What kind of “beast” is hashing?
So that a “vinaigrette” does not form in the minds of readers, let’s start with the meaning of terminologies in relation to digital technologies:
- hash function (“convolution”) – a mathematical equation or algorithm designed and allowing to transform an incoming information flow of unlimited volume into a concise line with a given number of paired characters (the number depends on the protocol);
- hashing – the process described in the previous paragraph;
- hash (hash code, hash sum) – that very laconic line (block) of several dozen “randomly” selected characters or, in other words, the result of hashing;
- collision – the same hash for different data sets.
Based on the explanations, we conclude: hashing is the process of compressing an incoming stream of information of any volume (even all the works of William Shakespeare) into a short “annotation” in the form of a set of random characters and numbers of a fixed length.
Collisions
Hash function collisions involve the appearance of a common hash code for two different sets of information. An unpleasant situation arises due to the relatively small number of characters in the hash. In other words, the fewer characters the final formula uses, the greater the likelihood of iteration (repeating) the same hash code on different data sets. To reduce the risk of a collision, double hashing of strings is used, forming a public and private key - that is, 2 protocols are used, as, for example, in Bitcoin.
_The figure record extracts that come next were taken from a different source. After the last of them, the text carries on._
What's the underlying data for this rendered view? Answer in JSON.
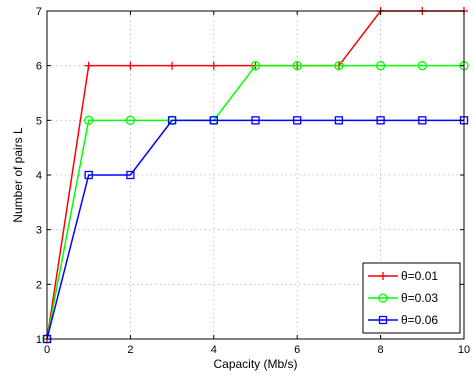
{
  "chart_data": {
    "type": "line",
    "title": "",
    "xlabel": "Capacity (Mb/s)",
    "ylabel": "Number of pairs L",
    "xlim": [
      0,
      10
    ],
    "ylim": [
      1,
      7
    ],
    "xticks": [
      0,
      2,
      4,
      6,
      8,
      10
    ],
    "yticks": [
      1,
      2,
      3,
      4,
      5,
      6,
      7
    ],
    "grid": true,
    "legend_position": "bottom-right",
    "x": [
      0,
      1,
      2,
      3,
      4,
      5,
      6,
      7,
      8,
      9,
      10
    ],
    "series": [
      {
        "name": "θ=0.01",
        "color": "#ff0000",
        "marker": "plus",
        "values": [
          1,
          6,
          6,
          6,
          6,
          6,
          6,
          6,
          7,
          7,
          7
        ]
      },
      {
        "name": "θ=0.03",
        "color": "#00ff00",
        "marker": "circle",
        "values": [
          1,
          5,
          5,
          5,
          5,
          6,
          6,
          6,
          6,
          6,
          6
        ]
      },
      {
        "name": "θ=0.06",
        "color": "#0000ff",
        "marker": "square",
        "values": [
          1,
          4,
          4,
          5,
          5,
          5,
          5,
          5,
          5,
          5,
          5
        ]
      }
    ]
  }
}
Experts generally recommend doing without hashing when implementing any important projects, if, of course, this is possible. If a cryptographic hash function is unavoidable, the protocol must be tested for compatibility with the keys.
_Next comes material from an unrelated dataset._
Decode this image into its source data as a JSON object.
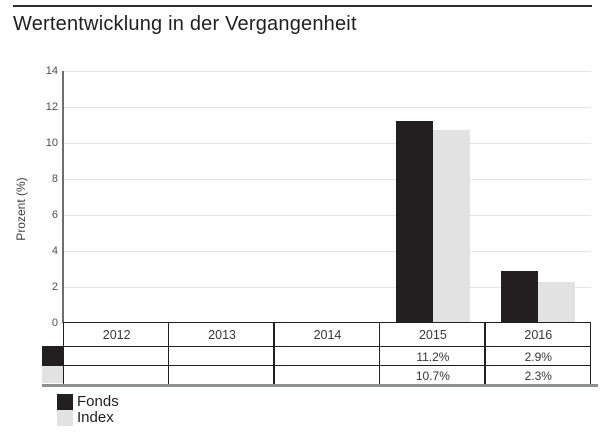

Important! Collisions will always exist. A hashing algorithm that processes a stream of information of varying volume into a hash code fixed in the number of characters will in any case produce duplicates, since multiple sets of data are confronted with the same line of a given length. The risk of recurrence can only be reduced.
Technical specifications
The fundamental characteristics of hashing protocols are as follows:
- The presence of intra-system equations that allow modifying a non-fixed amount of information into a laconic set of characters and numbers of a given length.
- Transparency for cryptographic audit.
- The presence of functions that make it possible to reliably encode the original information.
- Ability to decrypt a hash sum using medium-power computing equipment.
Here it is also worth noting the important properties of the algorithms: the ability to “collapse” any data array, produce a hash of a specific length, and distribute function values evenly at the output. It should be noted that any changes in the incoming message (another letter, number, punctuation mark, even an extra space) will make adjustments to the final hash code. It will simply be different - the same length, but with different symbols.
Requirements
The following requirements are put forward for a hash function that is effective in all respects:
- the protocol must be sensitive to changes occurring in incoming documents - that is, the algorithm must recognize the rearrangement of paragraphs, hyphens, and other elements of text data (the meaning of the text does not change, it is simply corrected);
- the technology must transform the flow of information in such a way that it is impossible in practice to carry out the reverse procedure - to restore the original data from the hash value;
- the protocol must use mathematical equations that eliminate or significantly reduce the occurrence of a collision.
These requirements are only feasible when the protocol is based on complex mathematical equations.